La pandilla luce tan antigua que sus "gruesos" más bien parecen pagar una penitencia. Ángeles del Purgatorio más bien, predican, regalan folletos bíblicos y venden literatura pro-vida en el atrio de la turística Misión. Un cartel anuncia el volumen estelar, un opúsculo de Ronald Reagan, californiano egregio: "Contra el aborto y por la vida". En las mesas hay más obras de ese autor de ultraderecha y otros casi tan importantes.
En esta villa mediterránea del Pacífico sólo hay anglos. Como en los grandes malls que surcan el corazón de tinieblas de la Unión Americana, aquí no aceptan negros ni para meseros. Mexicanos sí, los necesarios; aunque de primer momento no se vean, alguien tiene que recoger la basura y lavar los platos en los restoranes.
Por eso es extraño que, de repente, la iglesia de la Misión escupa al atrio una boda, novios, damas, uno que otro esmoquing, mariachis. Sólo mexicanos, que momentáneamente rompen el apartheid perfecto del hombre blanco. Gente chaparra que lleva trajes y galas occidentales con lo que llamaremos porte campesino, igual que en las fiestas de pueblo allá en su tierra.
La Misión de San Luis Obispou fue una de los 21 conventos que el incansable Junípero de Serra y su tropa de franciscanos esparcieron de San Diego al valle de Napa, en la franja costera del Paraíso, California, hacia fines de los mil setecientos. Con tenacidad canonizable, hicieron edificar las misiones a las tribus chumash que fueron encontrando, y así cristianizarlas con algo de terapia laboral antes su final desaparición, que se consumó sin pena ni gloria durante aquella vaqueros que fue el siglo XIX en el Lejano Lejano Oeste. Hoy que el convento es museo, puede verse que de los indios no quedó gran cosa: unas piezas de barro, bordados tiesos por el paso del tiempo, y su versión grotesca en algunos grabados españoles.
Fundadas en 1772 por los santos frailes, la Misión y las aldea circundante eran tierra de nadie cuando el general John C. Frèmont y su Batallón California ocuparon el templo en 1846 y establecieron su cuartel general para hacer la guerra contra México, y fueron batiendo a los colonos mexicanos hasta adueñarse de todo lo que hay al norte de Tijuana, que no es poco.

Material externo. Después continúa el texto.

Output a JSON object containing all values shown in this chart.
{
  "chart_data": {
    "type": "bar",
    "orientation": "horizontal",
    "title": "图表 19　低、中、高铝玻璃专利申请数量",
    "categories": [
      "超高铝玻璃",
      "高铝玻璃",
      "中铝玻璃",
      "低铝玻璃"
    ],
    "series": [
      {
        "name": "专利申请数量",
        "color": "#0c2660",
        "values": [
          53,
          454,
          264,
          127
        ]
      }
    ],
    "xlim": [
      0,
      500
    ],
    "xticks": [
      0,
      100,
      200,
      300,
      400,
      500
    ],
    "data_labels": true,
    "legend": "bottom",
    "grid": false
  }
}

En las afueras de San Luis Obispou hay un lugar. Oh sí. Cómo decir. Inenarrable. Al borde de la carretera Uno Cero Uno. Completamente rosa, kitsch hasta el delirio, un lugar. Madonna Inn, el hotel de la cantante pop que se-e-na-moró del lugar. De noche, iluminada con luz neón apastelada, Madonna Inn parece el castillo de Barbie. Son célebres su baño para caballeros, el Callejón de Chicle y el detalle de que cada habitación está ambientada de manera única y distinta. La más cotizada es la suite del Hombre de las Cavernas, pero hay otra inspirada en "Sunset Boulevard".
Para los caballeros resulta un tanto incómodo ir a mear, pues el baño correspondiente (donde el chorro súbito de una cascada saluda automáticamente la caída de pipí en la zanja mingitoria) se encuentra abierto para las señoras, que entran en manadas para ver y retratar de frente a los orinantes. Great! Animadas por la administación del hotel, tiran flashazos y video, se refocilan muertas de risa ante los chiviados individuos masculinos en acto de provocar cataratas con su chorrito.
Pero lo-que-ma-tó de plano a la Chica Material fue el Bibble Gum Alley, un paraje del inmueble donde todos pegan su chicle. Algo así como los árboles enchiclados en la calle Aguayo de Coyoacán, pero a lo bestia. El resultado es una espacio puntillista, apabullante, asqueroso, y por así decir digitalizado, pues han sido dedos los que depositaron miles de chicles rosa, blanco, verde, azul, color uva.
Lo bueno es que, con la Uno Cero Uno tan cerca, rápido agarra uno camino y busca respiro en la distancia.